Chapter X
Woman as a Parliamentarian

“Oh, dear me,” said the president, “I don’t see why men can never understand things.”

“H’m,” said the brown-eyed blonde. “Are we to understand that you have just discovered that fact?”

“Of course not,” said the president, “but I’ve just had an argument with my husband—that’s why I am late to-day, girls. He will insist that this club ought to have a constitution and by-laws, and a lot of other unnecessary things, in spite of the fact that we get along nicely just as well without them.”

“I suppose he would like to draft them for us,” said the girl with the dimple in her chin. “That is always the way with men. When they see women doing anything well they always want to come in, and take the credit of it.”

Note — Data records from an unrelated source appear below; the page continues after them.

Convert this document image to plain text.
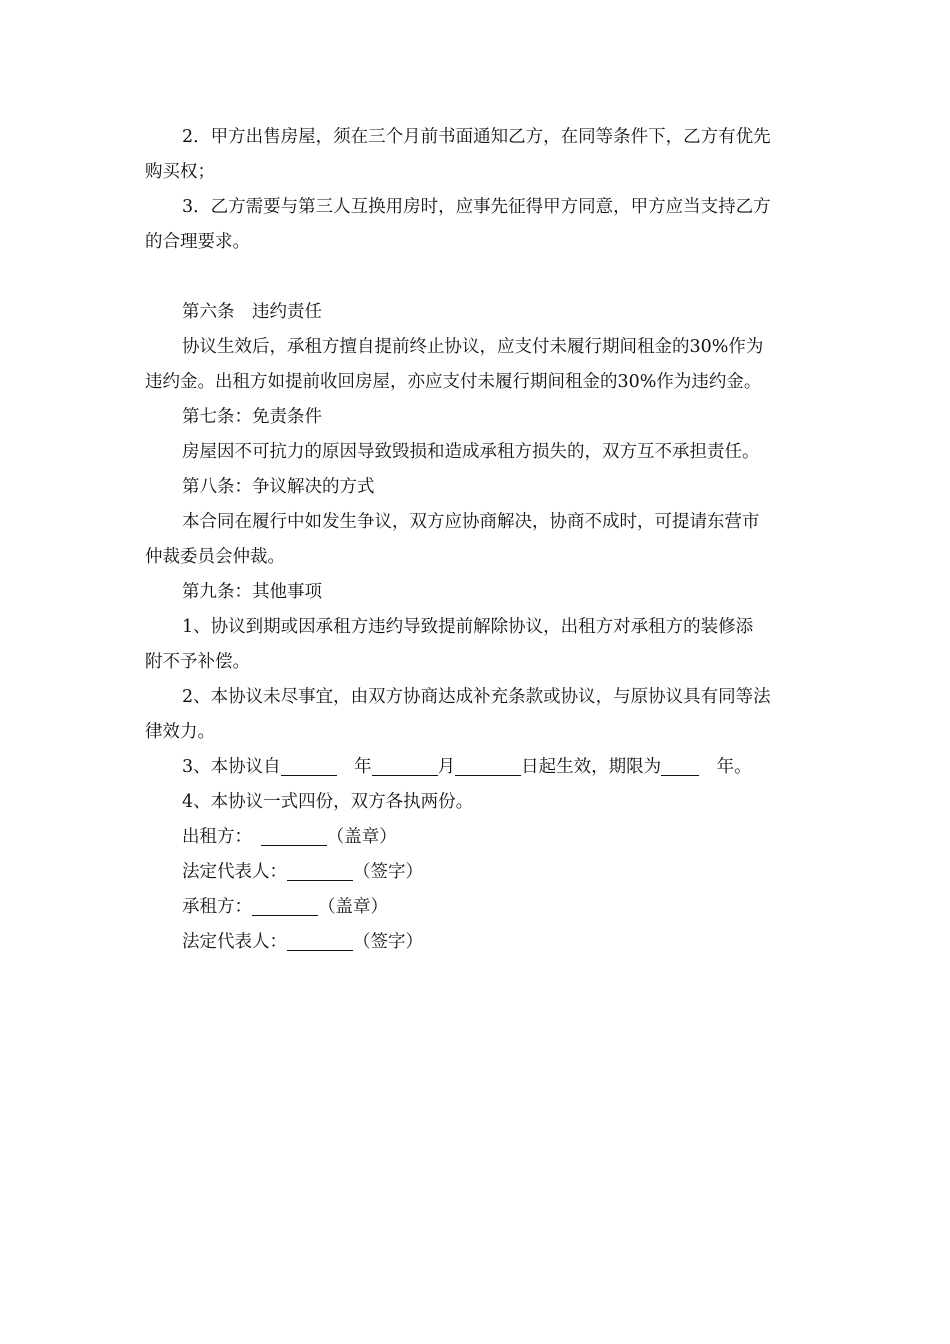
2．甲方出售房屋，须在三个月前书面通知乙方，在同等条件下，乙方有优先
购买权；
3．乙方需要与第三人互换用房时，应事先征得甲方同意，甲方应当支持乙方
的合理要求。
第六条　违约责任
协议生效后，承租方擅自提前终止协议，应支付未履行期间租金的30%作为
违约金。出租方如提前收回房屋，亦应支付未履行期间租金的30%作为违约金。
第七条：免责条件
房屋因不可抗力的原因导致毁损和造成承租方损失的，双方互不承担责任。
第八条：争议解决的方式
本合同在履行中如发生争议，双方应协商解决，协商不成时，可提请东营市
仲裁委员会仲裁。
第九条：其他事项
1、协议到期或因承租方违约导致提前解除协议，出租方对承租方的装修添
附不予补偿。
2、本协议未尽事宜，由双方协商达成补充条款或协议，与原协议具有同等法
律效力。
3、本协议自　	年	月	日起生效，期限为　	年。
4、本协议一式四份，双方各执两份。
出租方：　	（盖章）
法定代表人：	（签字）
承租方：	（盖章）
法定代表人：	（签字）
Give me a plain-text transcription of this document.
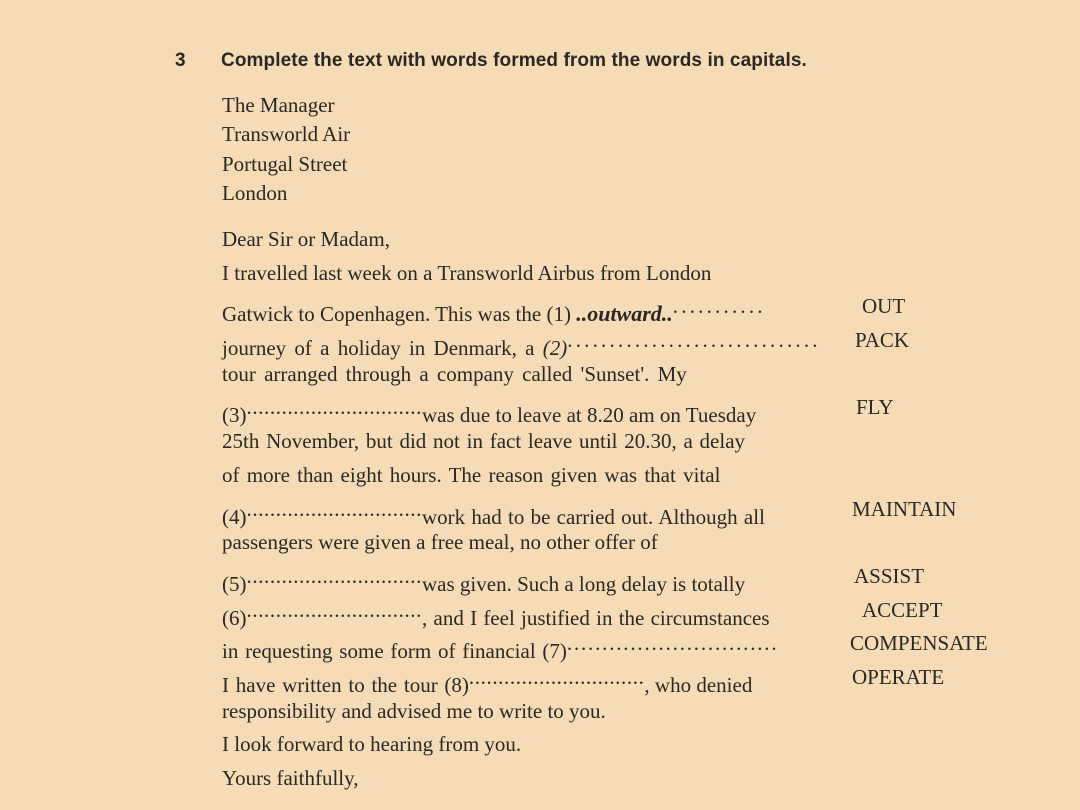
3 Complete the text with words formed from the words in capitals.
The Manager
Transworld Air
Portugal Street
London
Dear Sir or Madam,
I travelled last week on a Transworld Airbus from London
Gatwick to Copenhagen. This was the (1) ..outward.............	OUT
journey of a holiday in Denmark, a (2).............................. PACK
tour arranged through a company called 'Sunset'. My
(3)..............................was due to leave at 8.20 am on Tuesday	FLY
25th November, but did not in fact leave until 20.30, a delay
of more than eight hours. The reason given was that vital
(4)..............................work had to be carried out. Although all	MAINTAIN
passengers were given a free meal, no other offer of
(5)..............................was given. Such a long delay is totally	ASSIST
(6).............................., and I feel justified in the circumstances	ACCEPT
in requesting some form of financial (7)..............................	COMPENSATE
I have written to the tour (8).............................., who denied	OPERATE
responsibility and advised me to write to you.
I look forward to hearing from you.
Yours faithfully,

“So they do,” said the girl with the classic profile. “I suppose he would want us to have parliamentary rules, too—as if anybody would obey them! Anyhow, it is only a man who can do but one thing at a time. I suppose it is necessary in a club of men that only one person have the floor at a time, and all that sort of thing.”

“I suppose it is,” said the president, “no man that ever lived could tell what anybody else was saying while he was talking himself. Well, I only wish they could see how orderly our meetings are, and how well we keep to the subject in hand, without any rules or regulations. By the way, let us discuss ‘Woman as a Parliamentarian’ to-day. What do you say?”

“Oh, pshaw,” said the girl with the Roman nose, “you said the subject was to be ‘Woman as a Factor in the Business World,’ and I was to speak on it.”